Miller Magical Number Seven

Magical Number Seven

The Magic Number 7 ±2

Miller in 1956 (“The Magical Number Seven, Plus or Minus Two: Some Limits on Our Capacity for Processing Information”) Miller showed a number of remarkable coincidences between the channel capacity of a number of human cognitive and perceptual tasks. This was the number seven plus or minus two (7±2).

Read the original article

Much has been quoted about Millers Magical Seven, before we explore the basics on this page you may wish to read the original article: Miller’s Magical Seven

The magic seven in training and learning

The use of the magic 7± has been used as fact by many trainers, instructors and other ‘educators’ without understanding, indeed it is thrown as a fact rather than as a piece of a model of learning or cognitive thinking capacity.

Magic Number in everyday life

Some parts of our world seem to have taken the magic number seven to mean a limit or structure, indeed if you look in much of the IT world many of the menus and options are grouped in seven’s or near sevens. This is just a fallacy which appears to have entered the ergonomic designers world – and not we are all inflected with it in inappropriate times and places.

The research was never intended for this application, nor indeed to limit functionality.

The Basics – Miller’s Magic Number Seven

In 1956, George Miller’s study identified that the amount of information which can be remembered on one exposure is between five and nine items, depending on the information.

This range is conveniently the number seven, which has long held ‘an interest’ for people. Applying a range of +two or -two, the number seven became known as Miller’s Magic Number Seven (7±2). This is the number of items which is thought can be held in short term memory at any one time.

The Limits
Miller himself stated that his magic number was for items with one aspect or attribute.

Millers work was based on subjects listening to a number of auditory tones that varied only in pitch. Each tone was presented separately, and the subject was asked to identify each tone relative to the others she had already heard, by assigning it a number. After about five or six tones, subjects began to get confused, and their capacity for making further tone judgements broke down.
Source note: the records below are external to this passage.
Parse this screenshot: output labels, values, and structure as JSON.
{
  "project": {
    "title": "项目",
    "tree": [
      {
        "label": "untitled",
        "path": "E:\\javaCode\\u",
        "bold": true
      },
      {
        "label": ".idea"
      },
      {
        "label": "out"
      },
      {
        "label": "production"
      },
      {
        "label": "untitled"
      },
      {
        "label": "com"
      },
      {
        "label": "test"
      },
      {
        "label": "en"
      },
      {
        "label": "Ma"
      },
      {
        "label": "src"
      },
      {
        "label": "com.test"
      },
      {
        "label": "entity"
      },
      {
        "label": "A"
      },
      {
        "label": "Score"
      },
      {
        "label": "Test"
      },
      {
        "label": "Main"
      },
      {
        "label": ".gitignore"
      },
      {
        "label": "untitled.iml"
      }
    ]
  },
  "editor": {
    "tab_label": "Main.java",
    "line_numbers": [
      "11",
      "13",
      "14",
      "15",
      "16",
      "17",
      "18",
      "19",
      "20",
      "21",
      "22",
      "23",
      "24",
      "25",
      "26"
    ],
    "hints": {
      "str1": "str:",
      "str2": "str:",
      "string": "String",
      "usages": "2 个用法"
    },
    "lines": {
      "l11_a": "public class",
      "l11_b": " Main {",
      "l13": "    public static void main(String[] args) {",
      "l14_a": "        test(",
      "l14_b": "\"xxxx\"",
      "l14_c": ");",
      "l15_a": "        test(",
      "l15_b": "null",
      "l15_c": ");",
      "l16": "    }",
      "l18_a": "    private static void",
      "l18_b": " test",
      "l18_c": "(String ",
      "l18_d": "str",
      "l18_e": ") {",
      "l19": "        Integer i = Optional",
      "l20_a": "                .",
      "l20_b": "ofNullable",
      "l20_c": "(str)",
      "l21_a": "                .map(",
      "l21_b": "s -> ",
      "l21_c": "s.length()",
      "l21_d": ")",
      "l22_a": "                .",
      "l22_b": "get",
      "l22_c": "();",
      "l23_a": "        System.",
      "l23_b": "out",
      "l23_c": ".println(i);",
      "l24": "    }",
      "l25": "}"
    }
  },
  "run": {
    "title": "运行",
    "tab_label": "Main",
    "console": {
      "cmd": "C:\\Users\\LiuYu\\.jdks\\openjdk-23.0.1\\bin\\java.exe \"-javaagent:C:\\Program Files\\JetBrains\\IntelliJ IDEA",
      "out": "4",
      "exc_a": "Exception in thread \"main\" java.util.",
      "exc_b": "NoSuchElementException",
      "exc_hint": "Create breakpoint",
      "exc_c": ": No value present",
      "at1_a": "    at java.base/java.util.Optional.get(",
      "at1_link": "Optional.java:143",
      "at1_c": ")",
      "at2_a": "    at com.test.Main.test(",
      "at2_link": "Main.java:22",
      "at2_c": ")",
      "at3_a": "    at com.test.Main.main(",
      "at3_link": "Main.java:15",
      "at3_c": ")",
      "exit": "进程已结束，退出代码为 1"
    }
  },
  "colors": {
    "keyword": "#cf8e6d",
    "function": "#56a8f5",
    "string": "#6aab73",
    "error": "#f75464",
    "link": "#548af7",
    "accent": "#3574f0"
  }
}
Miller found this to be true of a number of other tasks. However when more attributes were included, then we can remember more, depending upon our familiarity and the complexity of the subject (Remember in Miller’s original research, there was only one aspect, the tone).
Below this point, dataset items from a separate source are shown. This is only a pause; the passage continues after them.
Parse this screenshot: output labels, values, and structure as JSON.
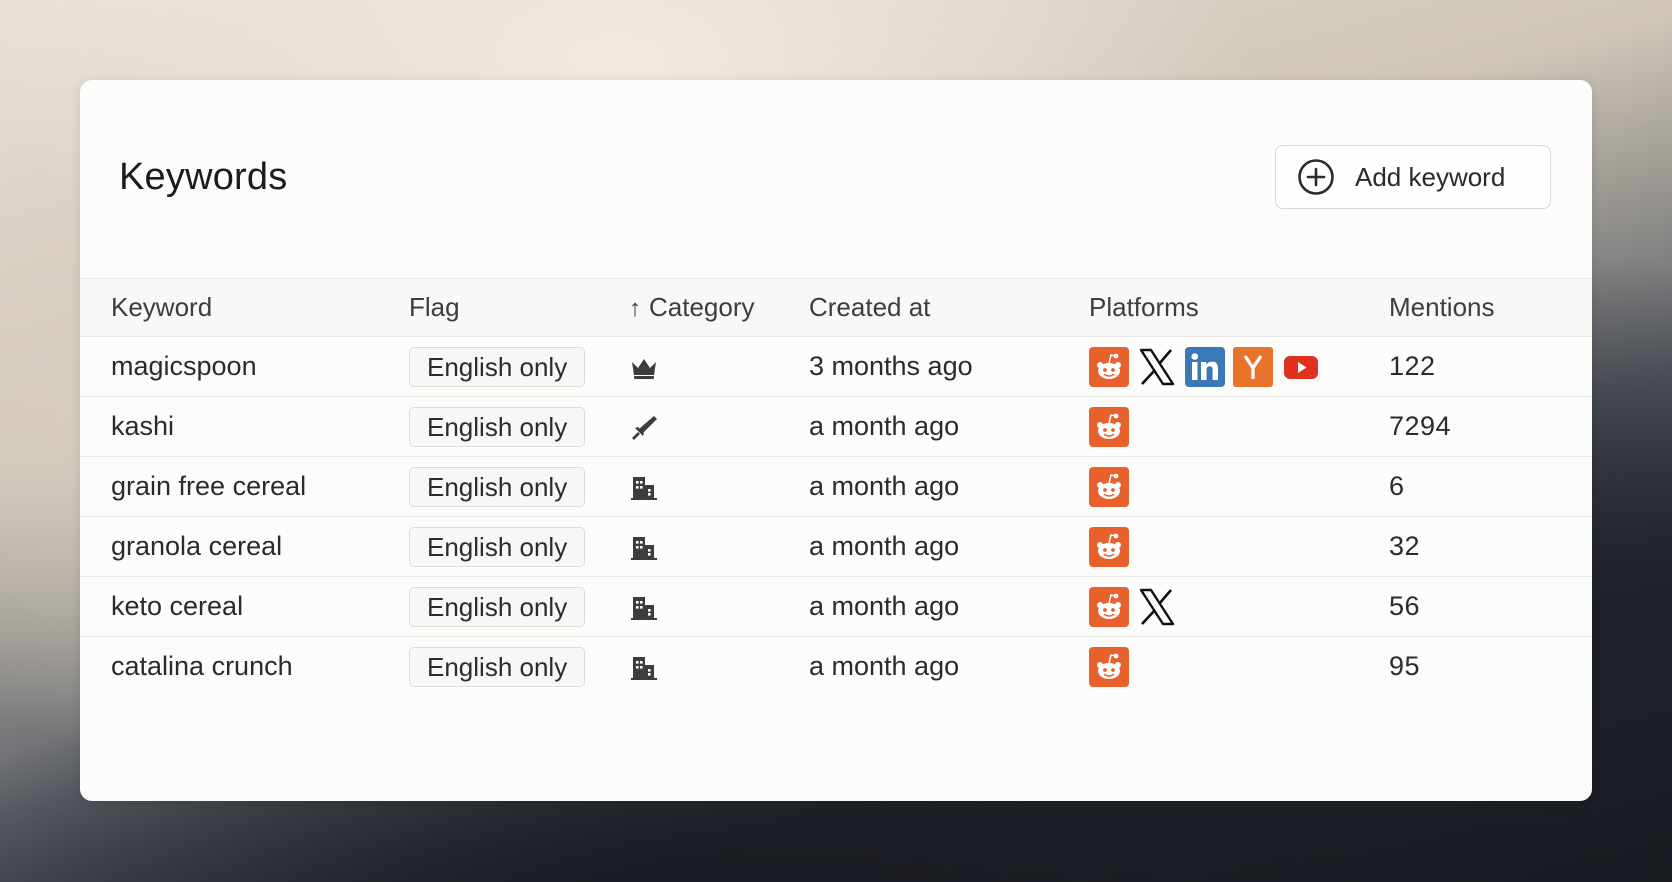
{
  "header": {
    "title": "Keywords",
    "add_button_label": "Add keyword"
  },
  "table": {
    "columns": {
      "keyword": "Keyword",
      "flag": "Flag",
      "category": "Category",
      "category_sort": "↑",
      "created_at": "Created at",
      "platforms": "Platforms",
      "mentions": "Mentions"
    },
    "rows": [
      {
        "keyword": "magicspoon",
        "flag": "English only",
        "category_icon": "crown-icon",
        "created_at": "3 months ago",
        "platforms": [
          "reddit",
          "x",
          "linkedin",
          "hackernews",
          "youtube"
        ],
        "mentions": "122"
      },
      {
        "keyword": "kashi",
        "flag": "English only",
        "category_icon": "sword-icon",
        "created_at": "a month ago",
        "platforms": [
          "reddit"
        ],
        "mentions": "7294"
      },
      {
        "keyword": "grain free cereal",
        "flag": "English only",
        "category_icon": "building-icon",
        "created_at": "a month ago",
        "platforms": [
          "reddit"
        ],
        "mentions": "6"
      },
      {
        "keyword": "granola cereal",
        "flag": "English only",
        "category_icon": "building-icon",
        "created_at": "a month ago",
        "platforms": [
          "reddit"
        ],
        "mentions": "32"
      },
      {
        "keyword": "keto cereal",
        "flag": "English only",
        "category_icon": "building-icon",
        "created_at": "a month ago",
        "platforms": [
          "reddit",
          "x"
        ],
        "mentions": "56"
      },
      {
        "keyword": "catalina crunch",
        "flag": "English only",
        "category_icon": "building-icon",
        "created_at": "a month ago",
        "platforms": [
          "reddit"
        ],
        "mentions": "95"
      }
    ]
  },
  "colors": {
    "reddit": "#e8612c",
    "linkedin": "#3a78b8",
    "hackernews": "#e8742c",
    "youtube": "#e0301e",
    "x": "#111111",
    "icon_dark": "#3d3d3d"
  }
}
We remember phone numbers by their aspects of 2 or more groupings. We don’t really remember “seven” numbers. We remember the first group of three and then the other grouping of four numbers. If it is longer then we add an area code. So we actually remember 10 numbers by breaking it into groups of three. National Insurance numbers, bank account numbers etc work on the same principle; xx-xx-xx-xx (four groups of numbers).

Remember

The Magical Number Seven is only true with information with one memory attribute or function – we CAN work with a lot more – just look at the world memory Olympics – there people remember and recall large amounts of data – but they do chunk them up and add references that naturally were not there in the first place!

Good for remembering numbers – but not good for other factors!

Applications – Chunking

Believing that a limited number like 7 is valuable is one thing – applying it is another. Chulking is a term which has been developed to to use the limits of the human short term memory.

Chunking refers to a strategy for making more efficient use of short-term memory by recoding information.

In addition to its short term usage, Herbert Simon has used the term chunk to indicate long-term memory structures that can be used as units of perception and meaning, and chunking as the learning mechanisms leading to the acquisition of these chunks.

A chunk can then be defined as “a collection of elements having strong associations with one another, but weak associations with elements within other chunks” (Gobet et al., 2001, p. 236).